The alignment of care and coverage in the integrated Kaiser Permanente approach fully enables the value-based model and inherently fosters better outcomes at lower costs—especially within the framework of our HMO. By its very nature, our HMO is selective and built around the highest-performing medical group.
So, just how high performing is this approach? eValue8 rated our commercial HMO (as Group Health Cooperative) as the highest-performing health plan in the country. The plan was also the highest-rated nationally for helping patients get and stay healthy, and for managing chronic conditions. Supporting this rating is the fact that Kaiser Permanente Physicians (as Group Health Physicians) is the highest-ranked medical group in the state according to the 2015 Community Checkup, Washington Health Alliance.
Depending on their company’s situation, employers could save significant amounts.

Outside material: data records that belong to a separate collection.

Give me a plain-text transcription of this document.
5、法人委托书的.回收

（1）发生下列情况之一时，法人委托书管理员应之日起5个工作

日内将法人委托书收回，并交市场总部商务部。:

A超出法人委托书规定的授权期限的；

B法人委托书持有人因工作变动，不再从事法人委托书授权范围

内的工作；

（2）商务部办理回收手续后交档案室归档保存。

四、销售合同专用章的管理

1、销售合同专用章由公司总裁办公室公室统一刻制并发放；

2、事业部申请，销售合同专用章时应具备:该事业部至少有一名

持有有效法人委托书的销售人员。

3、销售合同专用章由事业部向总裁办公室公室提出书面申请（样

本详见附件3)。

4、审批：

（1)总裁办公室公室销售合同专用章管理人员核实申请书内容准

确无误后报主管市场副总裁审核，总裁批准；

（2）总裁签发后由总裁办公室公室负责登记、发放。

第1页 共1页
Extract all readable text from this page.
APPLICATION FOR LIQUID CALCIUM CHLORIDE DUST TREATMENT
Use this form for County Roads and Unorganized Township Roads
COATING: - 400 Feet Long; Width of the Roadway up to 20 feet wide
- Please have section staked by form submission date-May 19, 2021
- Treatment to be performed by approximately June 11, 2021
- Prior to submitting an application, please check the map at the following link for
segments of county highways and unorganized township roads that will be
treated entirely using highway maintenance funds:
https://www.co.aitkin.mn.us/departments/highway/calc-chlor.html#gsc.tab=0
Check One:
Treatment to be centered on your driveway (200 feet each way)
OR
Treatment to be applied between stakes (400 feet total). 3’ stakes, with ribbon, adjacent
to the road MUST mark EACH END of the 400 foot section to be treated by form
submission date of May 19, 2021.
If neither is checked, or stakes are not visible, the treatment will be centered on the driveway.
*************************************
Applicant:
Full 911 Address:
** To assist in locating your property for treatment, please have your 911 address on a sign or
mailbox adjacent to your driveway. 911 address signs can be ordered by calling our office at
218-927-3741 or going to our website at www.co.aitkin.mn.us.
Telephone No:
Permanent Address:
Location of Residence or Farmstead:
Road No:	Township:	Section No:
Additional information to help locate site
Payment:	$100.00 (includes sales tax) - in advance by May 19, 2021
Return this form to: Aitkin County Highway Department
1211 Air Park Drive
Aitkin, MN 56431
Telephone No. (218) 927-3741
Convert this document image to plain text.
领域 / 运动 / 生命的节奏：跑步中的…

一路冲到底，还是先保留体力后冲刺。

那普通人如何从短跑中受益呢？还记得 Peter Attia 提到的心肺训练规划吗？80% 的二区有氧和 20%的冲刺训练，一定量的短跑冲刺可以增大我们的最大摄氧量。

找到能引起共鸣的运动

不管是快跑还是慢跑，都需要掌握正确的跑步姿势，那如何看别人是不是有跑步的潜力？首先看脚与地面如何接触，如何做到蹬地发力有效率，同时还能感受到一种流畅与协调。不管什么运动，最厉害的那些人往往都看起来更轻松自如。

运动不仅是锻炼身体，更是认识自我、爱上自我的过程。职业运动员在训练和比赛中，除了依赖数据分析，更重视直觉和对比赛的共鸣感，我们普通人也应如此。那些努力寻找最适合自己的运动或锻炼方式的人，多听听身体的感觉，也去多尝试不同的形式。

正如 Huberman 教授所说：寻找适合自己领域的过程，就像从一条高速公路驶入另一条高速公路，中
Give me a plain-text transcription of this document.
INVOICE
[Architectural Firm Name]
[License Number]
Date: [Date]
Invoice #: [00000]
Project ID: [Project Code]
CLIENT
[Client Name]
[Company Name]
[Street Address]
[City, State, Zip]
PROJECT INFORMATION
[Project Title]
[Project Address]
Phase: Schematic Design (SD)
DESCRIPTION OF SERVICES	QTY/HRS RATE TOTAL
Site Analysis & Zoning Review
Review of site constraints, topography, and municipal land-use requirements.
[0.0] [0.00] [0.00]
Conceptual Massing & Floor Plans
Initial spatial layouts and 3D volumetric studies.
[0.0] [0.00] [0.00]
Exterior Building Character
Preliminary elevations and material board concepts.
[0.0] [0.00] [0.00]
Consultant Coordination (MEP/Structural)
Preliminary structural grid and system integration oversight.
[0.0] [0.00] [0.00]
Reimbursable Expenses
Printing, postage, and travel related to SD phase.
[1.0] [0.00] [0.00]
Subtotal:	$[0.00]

An Eastside children’s school with five campuses and 200 employees saved 15 percent on health care costs by moving their staff to a single, HMO plan.
Pharmacy Benefit Managers: Keeping Prescription Drug Costs down
According to PwC, the second medical cost deflator is pharmacy benefits managers who aggressively negotiate drug costs and handle claims processing. Employers should evaluate the abilities of these managers to negotiate drug discounts and optimize utilization of the highest-value drugs in each therapeutic class.
Pharmacy Management: The Kaiser Permanente Way
Kaiser Permanente has done a number of things to help employers and their employees control prescription and specialty drug costs. Among them are:
- A transition to OptumRx as pharmacy benefits manager to enable our pharmacy claims to be more efficient and cost-effective.
- Purchasing medications in bulk to help keep pharmacy costs down
- A Specialty Pharmacy, staffed by board-certified specialty pharmacists to dispense and better manage specialty drugs and patient adherence.
- A tiered formulary that dispenses generic drugs before their more expensive brand-name counterparts.
- Mail-order refills which typically cost one-third less than in-pharmacy.